Dog owners can make many small changes – such as ignoring dogs’ request for affection or to play, and then offering it to them later, or not allowing dogs to lead when on a walk – in how they relate to their dogs on a daily basis to show them who’s the leader, she explains.

And moving isn’t just hard on people; dogs also stress out, Andrea says, noting solid leadership and training can help a dog through the transition.

“When the pack leader is ‘OK’ and can demonstrate that to the dog, then the dog has less to worry about,” she says.

In the Stradley household, Andrea insists she and Gary are leaders of their pack although most of their activities revolve around the dogs, such as taking hikes on the many trails available around the Boulder area.

While Gary moved to the Boulder area from Wheatridge, Andrea was born in Horseheads, New York, with her family moving to Boulder when she was 3. The couple now live in Lafayette and the Boulder area is home.

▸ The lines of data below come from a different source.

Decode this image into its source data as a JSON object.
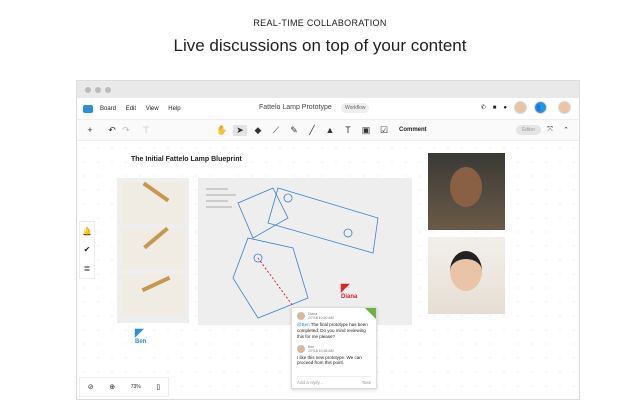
{
  "kicker": "REAL-TIME COLLABORATION",
  "headline": "Live discussions on top of your content",
  "menu": {
    "items": [
      "Board",
      "Edit",
      "View",
      "Help"
    ],
    "doc_title": "Fattelo Lamp Prototype",
    "workflow": "Workflow"
  },
  "toolbar": {
    "comment_label": "Comment",
    "editor_label": "Editor"
  },
  "board": {
    "title": "The Initial Fattelo Lamp Blueprint"
  },
  "cursors": {
    "ben": "Ben",
    "diana": "Diana"
  },
  "comments": [
    {
      "author": "Diana",
      "time": "2/7/18 10:40 AM",
      "mention": "@Ben",
      "text": " The final prototype has been completed. Do you mind reviewing this for me please?"
    },
    {
      "author": "Ben",
      "time": "2/7/18 10:46 AM",
      "text": "I like this new prototype. We can proceed from this point."
    }
  ],
  "reply": {
    "placeholder": "Add a reply...",
    "task": "Task"
  },
  "zoom": "73%",
  "colors": {
    "accent": "#2b8fe0",
    "diana": "#e0202a",
    "ben": "#2b8fe0",
    "resolved": "#6cb33e"
  }
}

“I guess it never occurred to me to leave,” she says.

Gary, a driver for UPS, met Andrea while making deliveries to the Rocky Mountain Chocolate Factory at the Pearl Street Mall. They will celebrate 18 years of marriage in September and have been to Disney World every year since they spent their honeymoon there, though this year they’re thinking about changing things up a bit with a trip to Disneyland, instead.

While Andrea has a degree in advertising and design from the Colorado Institute of Art, she always knew she wanted a career with animals. In fact, of the 20 years she spent in retail, half of that time was spent managing horse tack shops.

Now with the Bark Busters franchise, the couple have something they can do together when Gary retires from UPS that will provide a good income and that they both love, Andrea says.

“Most everything we do is based around animals,” she says.